Asked whether he is winning that crusade, he said, “Yes.” He offered this evidence: “Something’s happening in America. When I’m walking the rope line, people say things different than they did four years ago… . I bet you every other person or every third person says, ‘Mr. President, my family prays for you.’ It’s not, you know, ‘Good luck, I hope you go tear down your oppo-nent.’ … It’s ‘My family prays for you.’ ”

It is not just religion; the word family is just as important in those sentences, reaching back to everything his fans and followers believe is part of their America, but perhaps not yours. That’s what he wants to hear, and he hears it from people who want him to preserve what they see as the unquestioned American way. They are code words, really—I am you and you are me. Bush sent out that message to his base in one of his earliest national debates, in Iowa during the 2000 primary season. Asked to name his favorite philosopher, Bush said “Christ.”

There was silence for a moment, and the moderator ended it by asking Bush to explain. The future president answered, “Well, if [viewers] don’t know, it’s going to be hard to explain.
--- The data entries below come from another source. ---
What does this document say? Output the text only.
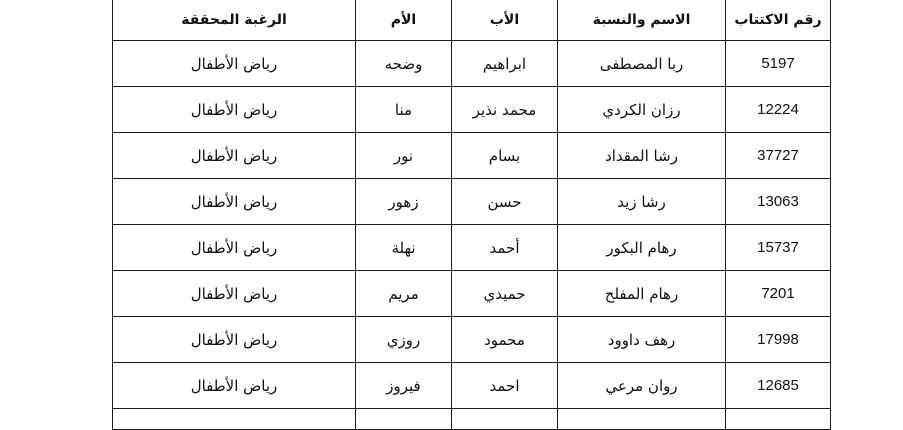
رقم الاكتتاب	الاسم والنسبة	الأب	الأم	الرغبة المحققة
5197	ربا المصطفى	ابراهيم	وضحه	رياض الأطفال
12224	رزان الكردي	محمد نذير	منا	رياض الأطفال
37727	رشا المقداد	بسام	نور	رياض الأطفال
13063	رشا زيد	حسن	زهور	رياض الأطفال
15737	رهام البكور	أحمد	نهلة	رياض الأطفال
7201	رهام المفلح	حميدي	مريم	رياض الأطفال
17998	رهف داوود	محمود	روزي	رياض الأطفال
12685	روان مرعي	احمد	فيروز	رياض الأطفال
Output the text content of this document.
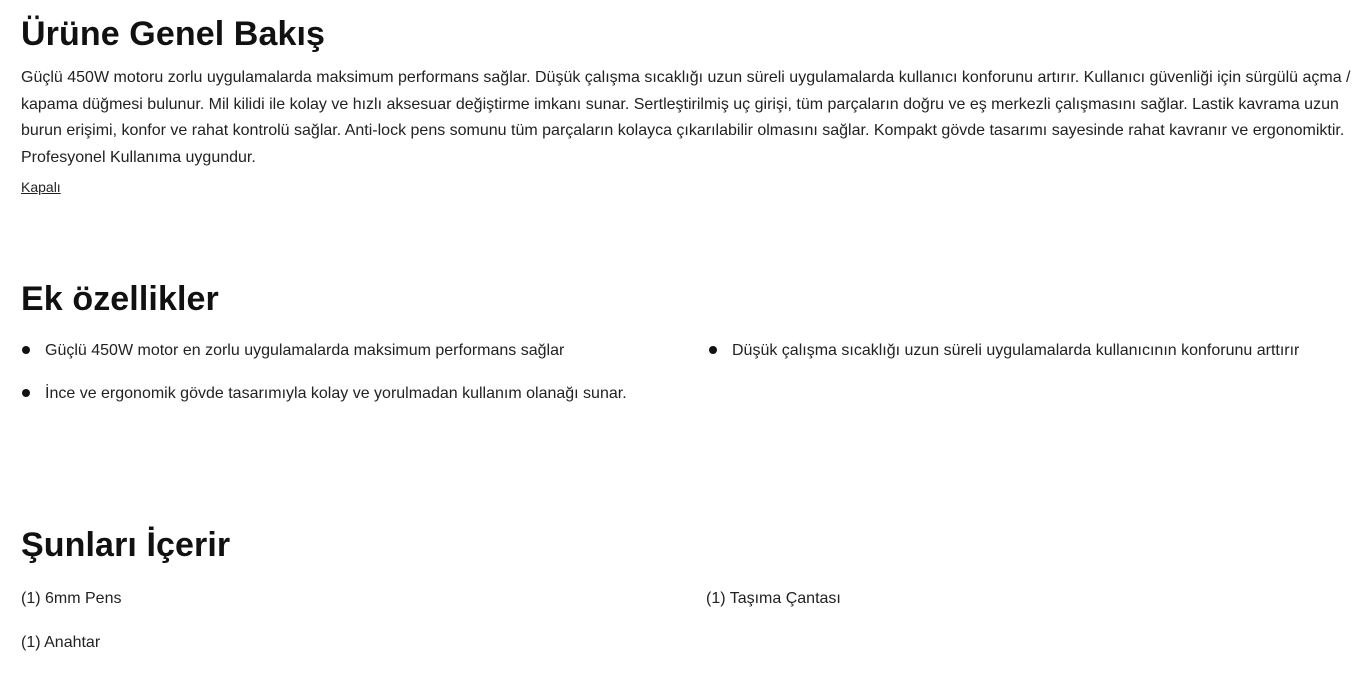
Ürüne Genel Bakış

Güçlü 450W motoru zorlu uygulamalarda maksimum performans sağlar. Düşük çalışma sıcaklığı uzun süreli uygulamalarda kullanıcı konforunu artırır. Kullanıcı güvenliği için sürgülü açma / kapama düğmesi bulunur. Mil kilidi ile kolay ve hızlı aksesuar değiştirme imkanı sunar. Sertleştirilmiş uç girişi, tüm parçaların doğru ve eş merkezli çalışmasını sağlar. Lastik kavrama uzun burun erişimi, konfor ve rahat kontrolü sağlar. Anti-lock pens somunu tüm parçaların kolayca çıkarılabilir olmasını sağlar. Kompakt gövde tasarımı sayesinde rahat kavranır ve ergonomiktir. Profesyonel Kullanıma uygundur.

Kapalı
Ek özellikler
Güçlü 450W motor en zorlu uygulamalarda maksimum performans sağlar	Düşük çalışma sıcaklığı uzun süreli uygulamalarda kullanıcının konforunu arttırır
İnce ve ergonomik gövde tasarımıyla kolay ve yorulmadan kullanım olanağı sunar.
Şunları İçerir
(1) 6mm Pens	(1) Taşıma Çantası
(1) Anahtar
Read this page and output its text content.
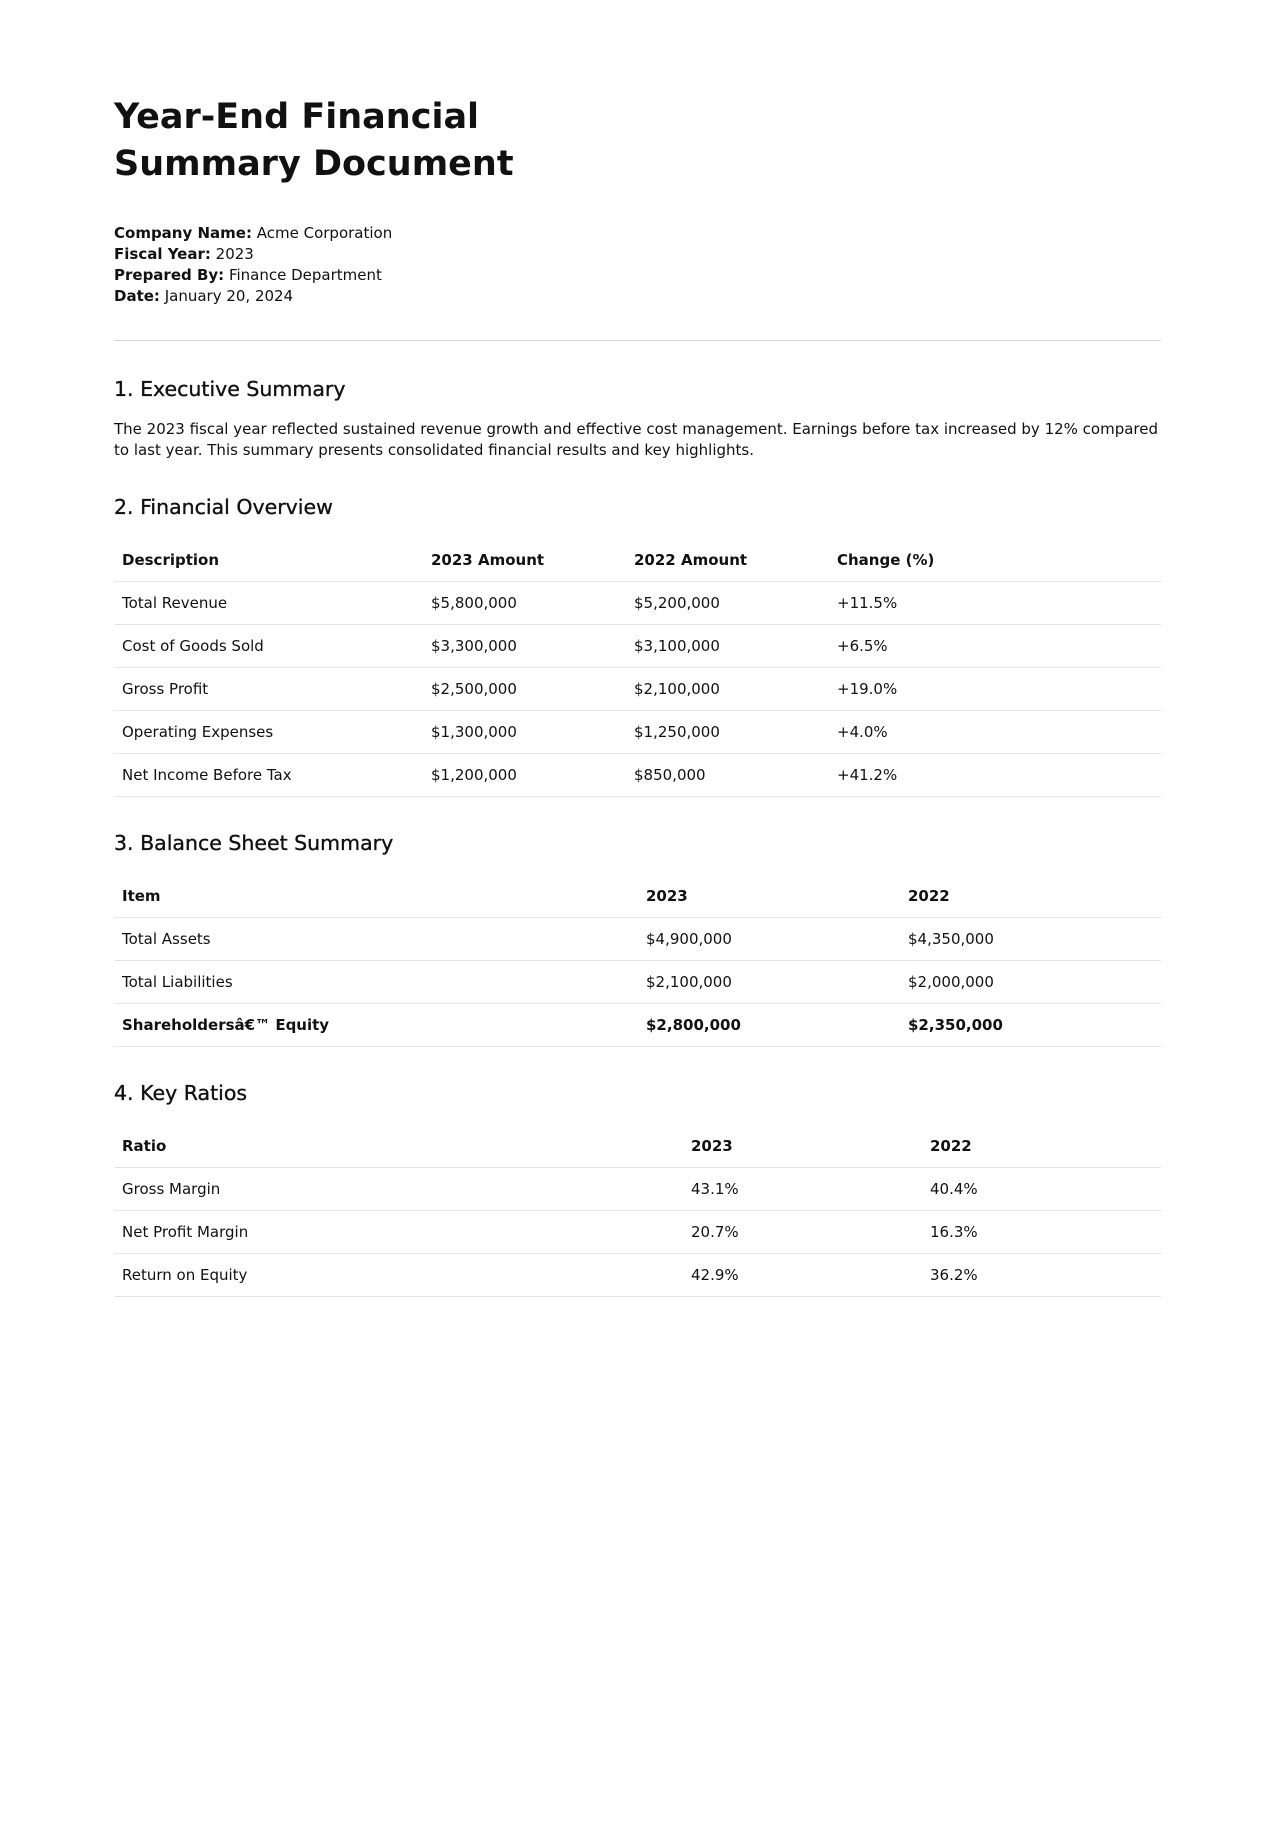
Year-End Financial Summary Document
Company Name: Acme Corporation
Fiscal Year: 2023
Prepared By: Finance Department
Date: January 20, 2024
1. Executive Summary

The 2023 fiscal year reflected sustained revenue growth and effective cost management. Earnings before tax increased by 12% compared to last year. This summary presents consolidated financial results and key highlights.

2. Financial Overview
Description	2023 Amount	2022 Amount	Change (%)
Total Revenue	$5,800,000	$5,200,000	+11.5%
Cost of Goods Sold	$3,300,000	$3,100,000	+6.5%
Gross Profit	$2,500,000	$2,100,000	+19.0%
Operating Expenses	$1,300,000	$1,250,000	+4.0%
Net Income Before Tax	$1,200,000	$850,000	+41.2%
3. Balance Sheet Summary
Item	2023	2022
Total Assets	$4,900,000	$4,350,000
Total Liabilities	$2,100,000	$2,000,000
Shareholdersâ€™ Equity	$2,800,000	$2,350,000
4. Key Ratios
Ratio	2023	2022
Gross Margin	43.1%	40.4%
Net Profit Margin	20.7%	16.3%
Return on Equity	42.9%	36.2%
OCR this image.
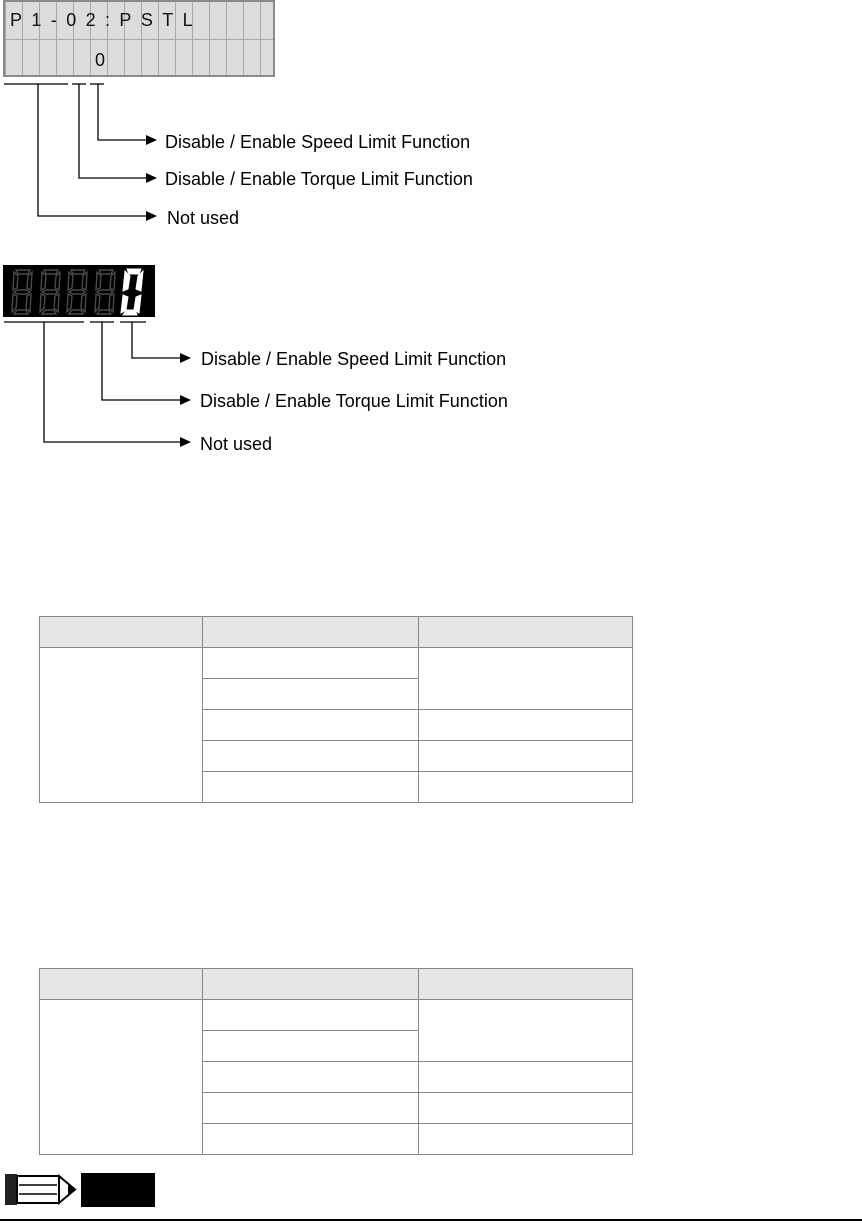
P1-02:PSTL
0
Disable / Enable Speed Limit Function
Disable / Enable Torque Limit Function
Not used
Disable / Enable Speed Limit Function
Disable / Enable Torque Limit Function
Not used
When you turn your heart and life over to Christ, when you accept Christ as your savior, it changes your heart and changes your life.” President Bush does not explain, as he told Bob Woodward in 2002. The writer asked whether he was listening to staff and advisers as he prepared for war. Bush said, “Of course not. I’m the commander. See, I don’t have to explain why I say things… . I don’t feel like I owe anybody an explanation.”

Campaigns, of course, are the time politicians are called on to explain themselves. In the third debate, the moderator, Bob Schieffer of CBS News’s Face the Nation, did ask both Kerry and Bush to explain the meaning of their faith. Kerry initially tried to surpass Bush’s rhetoric about the divine provenance of liberty, insisting that “[e]verything is a gift from the Almighty.” Then he appealed to other faith traditions, noting the spiritual worth of the Koran, the Torah, and Native American blessings, ending up with a classic vow to tolerate diverse religious practices, including “the right … not to practice.”

Bush, for his part, talked about prayer again: “I pray for strength. I pray for wisdom. I pray for our troops in harm’s way. I pray for my family. I pray for my little girls.” And I assume he prays for a big turnout of the 100 percenters, praying there are enough of them looking to him and seeing themselves.